Slowly, she slipped her shoes off, then lay back on the mattress, spreading her arms wide, so that she looked like a sacrifice to one of the old gods. But the welcoming smile on her face told him that she wanted him as much as he did her.
In seconds, then, he was out of his clothes and helping her off with hers. The light was dim in the room, but he saw all he needed to see in her eyes. When he touched her, she arched into him and a sigh teased a smile onto her lips.
“Scáthanna bheith agat,” he whispered. Amazing how often he felt the old language well up inside him when he was with her. It seemed only Irish could help him say what he was feeling.
She swept her fingers through his hair and said, “I love when you speak Gaelic. What did you say that time?”
“I said, ‘Shadows become you,’” he told her, then dipped his head for a kiss.
“You make my heart melt sometimes, Sean,” she admitted, her voice little more than a hush of sound.
That knot in his guts tightened further as words he might have said, but wouldn’t, caught in his throat. Right now, more words were unnecessary anyway, he told himself.
Instead, he kissed her again, taking his time, tasting her, tangling his tongue with hers until neither of them were thinking. Until all either of them felt was the need for each other. He would take his time and savor every luscious inch of her. Indulge them both with a slow loving that would ease away the ragged edges they had been living with and remind them both how good they were together.
Well, Georgia told herself later that night, Sean was right about one thing. Flying Irish Air did deliver you to your destination feeling bright-eyed and alert. Of course, great sex followed by a nap on a real bed probably hadn’t hurt, either.

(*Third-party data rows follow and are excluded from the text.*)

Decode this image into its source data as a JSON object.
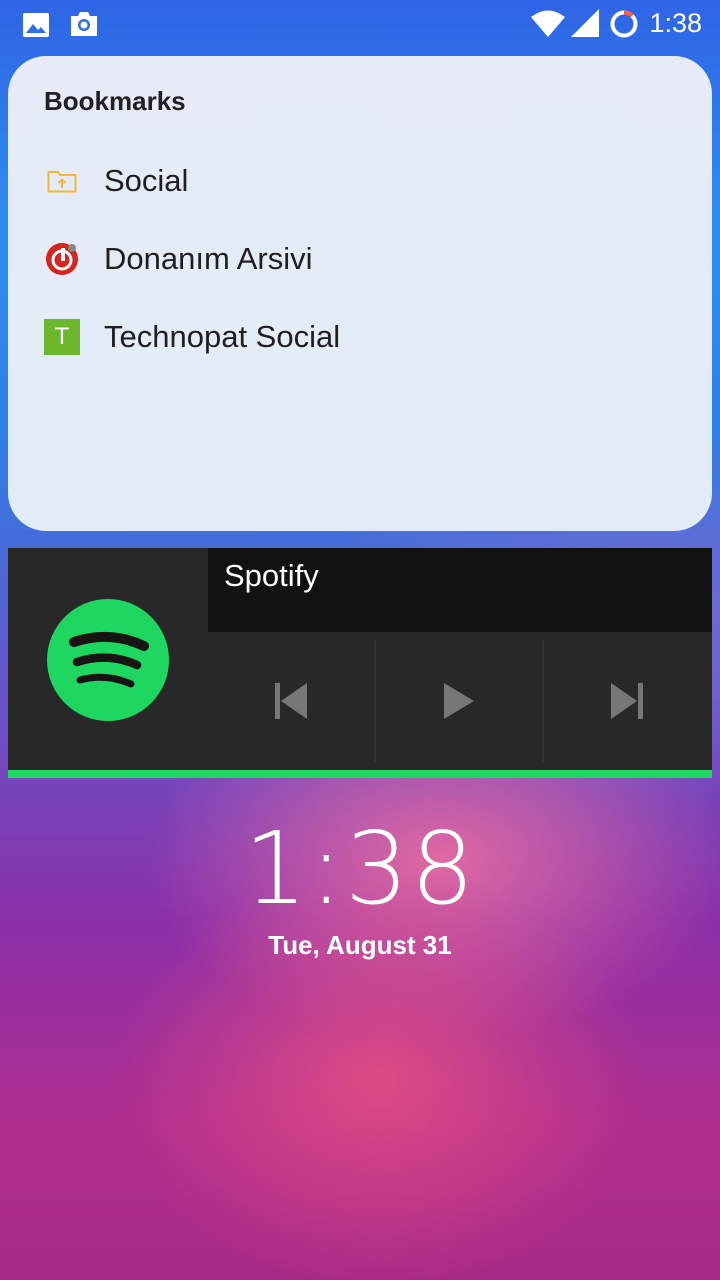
{
  "status_bar": {
    "time": "1:38",
    "icons": [
      "image-icon",
      "camera-icon",
      "wifi-icon",
      "signal-icon",
      "battery-icon"
    ]
  },
  "bookmarks": {
    "title": "Bookmarks",
    "items": [
      {
        "label": "Social",
        "icon": "folder-icon"
      },
      {
        "label": "Donanım Arsivi",
        "icon": "donanim-arsivi-icon"
      },
      {
        "label": "Technopat Social",
        "icon": "technopat-icon",
        "icon_letter": "T"
      }
    ]
  },
  "spotify": {
    "title": "Spotify",
    "controls": [
      "previous",
      "play",
      "next"
    ],
    "accent": "#1ed760"
  },
  "lockscreen": {
    "time": "1:38",
    "date": "Tue, August 31"
  }
}
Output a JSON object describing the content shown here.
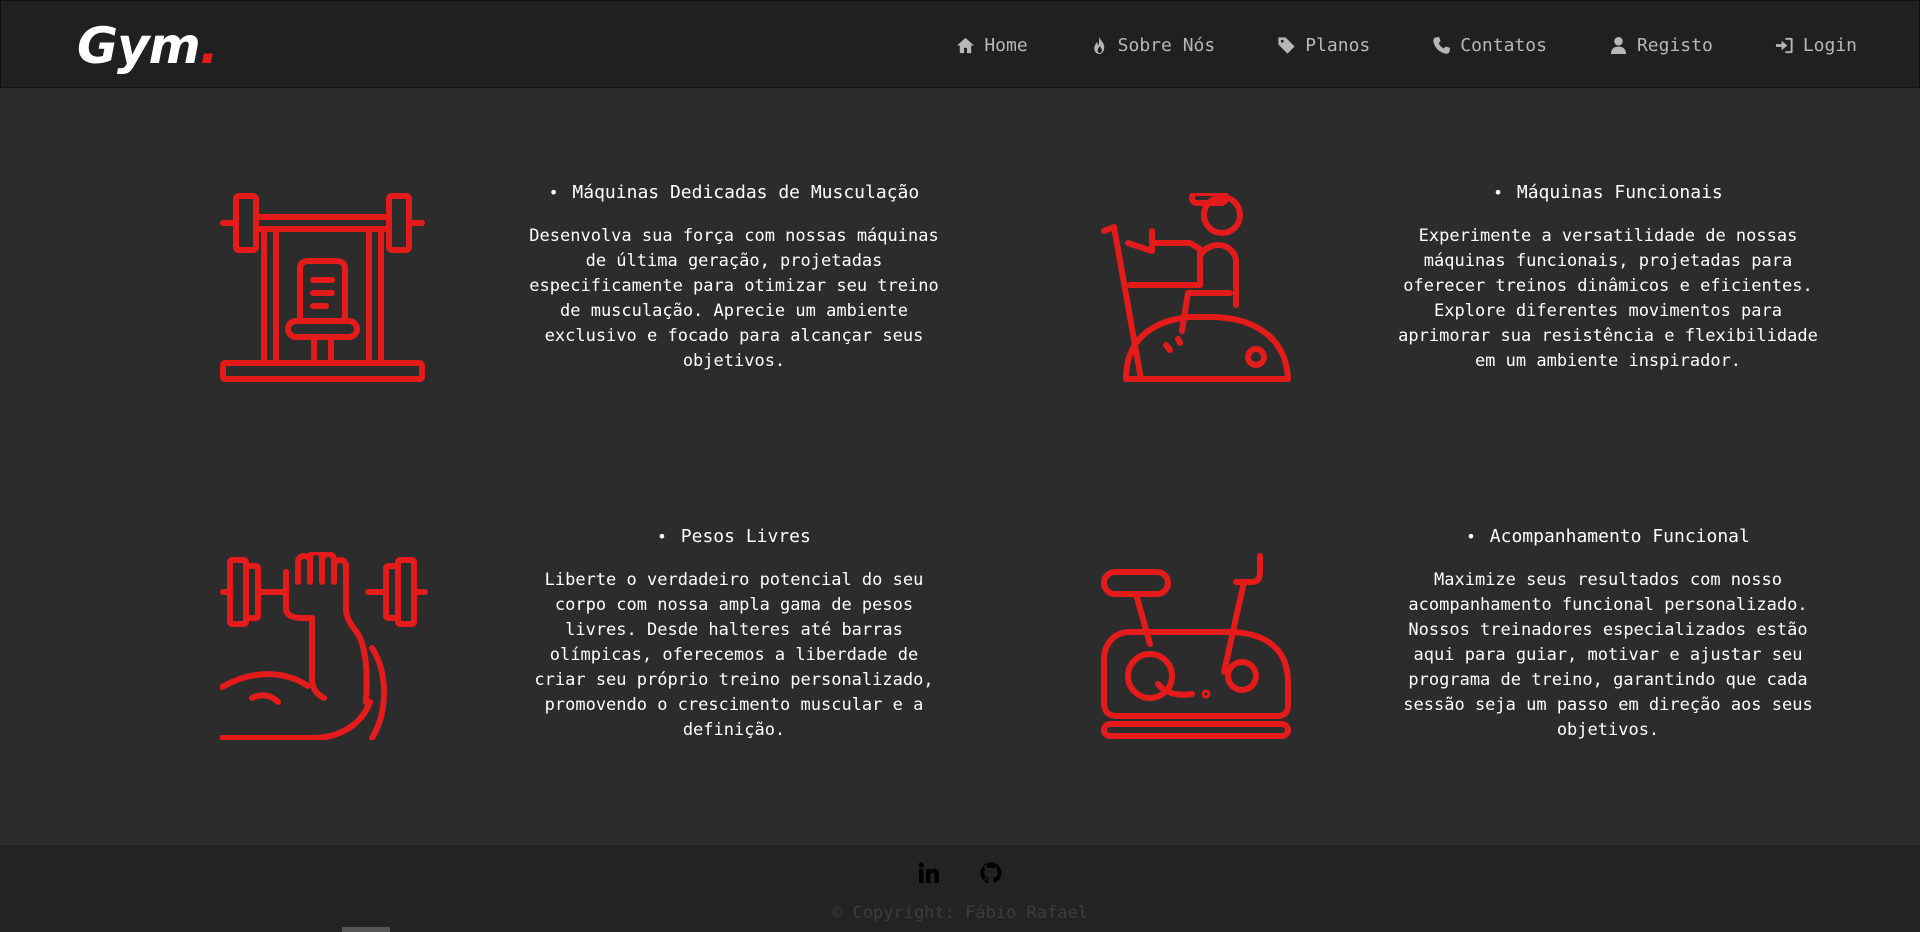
{
  "brand": {
    "name": "Gym",
    "dot": ".",
    "accent": "#e41b1b"
  },
  "nav": [
    {
      "label": "Home",
      "icon": "home-icon"
    },
    {
      "label": "Sobre Nós",
      "icon": "fire-icon"
    },
    {
      "label": "Planos",
      "icon": "tag-icon"
    },
    {
      "label": "Contatos",
      "icon": "phone-icon"
    },
    {
      "label": "Registo",
      "icon": "user-icon"
    },
    {
      "label": "Login",
      "icon": "login-icon"
    }
  ],
  "cards": [
    {
      "title": "Máquinas Dedicadas de Musculação",
      "desc": "Desenvolva sua força com nossas máquinas de última geração, projetadas especificamente para otimizar seu treino de musculação. Aprecie um ambiente exclusivo e focado para alcançar seus objetivos.",
      "icon": "bench-press-icon"
    },
    {
      "title": "Máquinas Funcionais",
      "desc": "Experimente a versatilidade de nossas máquinas funcionais, projetadas para oferecer treinos dinâmicos e eficientes. Explore diferentes movimentos para aprimorar sua resistência e flexibilidade em um ambiente inspirador.",
      "icon": "exercise-bike-rider-icon"
    },
    {
      "title": "Pesos Livres",
      "desc": "Liberte o verdadeiro potencial do seu corpo com nossa ampla gama de pesos livres. Desde halteres até barras olímpicas, oferecemos a liberdade de criar seu próprio treino personalizado, promovendo o crescimento muscular e a definição.",
      "icon": "dumbbell-arm-icon"
    },
    {
      "title": "Acompanhamento Funcional",
      "desc": "Maximize seus resultados com nosso acompanhamento funcional personalizado. Nossos treinadores especializados estão aqui para guiar, motivar e ajustar seu programa de treino, garantindo que cada sessão seja um passo em direção aos seus objetivos.",
      "icon": "stationary-bike-icon"
    }
  ],
  "bullet": "•",
  "footer": {
    "socials": [
      "linkedin-icon",
      "github-icon"
    ],
    "copyright": "© Copyright: Fábio Rafael"
  }
}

Now Sean was out picking up some dinner, and she was left staring into her closet trying to decide what to pack, what to give away and what to toss.

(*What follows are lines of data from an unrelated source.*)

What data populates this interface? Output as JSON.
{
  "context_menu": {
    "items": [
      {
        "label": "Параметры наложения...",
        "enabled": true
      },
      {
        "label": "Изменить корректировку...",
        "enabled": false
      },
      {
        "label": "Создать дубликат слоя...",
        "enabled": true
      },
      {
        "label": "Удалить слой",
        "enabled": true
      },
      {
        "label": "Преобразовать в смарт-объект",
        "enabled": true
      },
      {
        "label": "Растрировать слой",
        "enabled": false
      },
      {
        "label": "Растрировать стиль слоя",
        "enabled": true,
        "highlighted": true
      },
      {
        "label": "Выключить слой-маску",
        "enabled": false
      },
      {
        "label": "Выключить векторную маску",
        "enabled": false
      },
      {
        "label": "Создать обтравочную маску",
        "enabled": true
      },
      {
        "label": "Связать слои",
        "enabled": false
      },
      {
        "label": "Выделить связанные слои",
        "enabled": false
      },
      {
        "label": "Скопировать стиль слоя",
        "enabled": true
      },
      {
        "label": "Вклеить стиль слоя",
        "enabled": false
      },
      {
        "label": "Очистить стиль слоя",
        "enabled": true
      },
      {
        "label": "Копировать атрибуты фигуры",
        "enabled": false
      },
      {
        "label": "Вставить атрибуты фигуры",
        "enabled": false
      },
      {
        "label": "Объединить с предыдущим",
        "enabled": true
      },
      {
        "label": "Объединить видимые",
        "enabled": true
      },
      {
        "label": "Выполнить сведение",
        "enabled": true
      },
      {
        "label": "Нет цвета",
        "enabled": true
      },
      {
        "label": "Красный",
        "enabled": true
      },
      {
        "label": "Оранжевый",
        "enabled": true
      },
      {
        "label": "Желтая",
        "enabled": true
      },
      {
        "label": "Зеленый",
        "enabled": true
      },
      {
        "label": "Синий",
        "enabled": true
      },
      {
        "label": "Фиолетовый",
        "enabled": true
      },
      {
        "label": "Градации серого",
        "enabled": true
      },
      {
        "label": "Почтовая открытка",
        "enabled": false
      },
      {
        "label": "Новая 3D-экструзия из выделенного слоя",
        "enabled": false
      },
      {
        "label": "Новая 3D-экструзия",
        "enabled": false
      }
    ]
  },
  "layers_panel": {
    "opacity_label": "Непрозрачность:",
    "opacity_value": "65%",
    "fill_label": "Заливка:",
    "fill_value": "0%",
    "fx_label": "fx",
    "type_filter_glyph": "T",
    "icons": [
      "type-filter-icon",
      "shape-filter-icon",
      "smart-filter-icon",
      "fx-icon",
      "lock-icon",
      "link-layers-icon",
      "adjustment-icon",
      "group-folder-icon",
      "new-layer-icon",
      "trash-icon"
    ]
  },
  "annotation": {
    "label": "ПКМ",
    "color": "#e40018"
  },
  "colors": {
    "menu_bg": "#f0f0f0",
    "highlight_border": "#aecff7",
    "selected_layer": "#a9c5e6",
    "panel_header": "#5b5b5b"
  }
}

“Who’m I trying to kid?” she asked aloud. “I’m taking my clothes with me. All of ‘em.”
She glanced at the stack of packing boxes on the floor beside her and sighed. Then her gaze moved around her bedroom in the condo she and Laura used to share.
She’d had good times in this house. Sort of surprising, too, since when she’d arrived here to move in with her sister, she hadn’t really been in a good place mentally. Marriage dissolved, bank account stripped and ego crushed, she’d slowly, day by day, rebuilt a life for herself.
“And now,” she whispered, “I’m building another.”
“Talking to yourself? Not a good sign.”
She whirled around to find Sean standing in the open doorway, holding a pizza box that smelled like heaven while he watched her with amusement glittering in his eyes.
In self-defense, she said, “I have to talk to myself, since I’m the only one who really understands me.”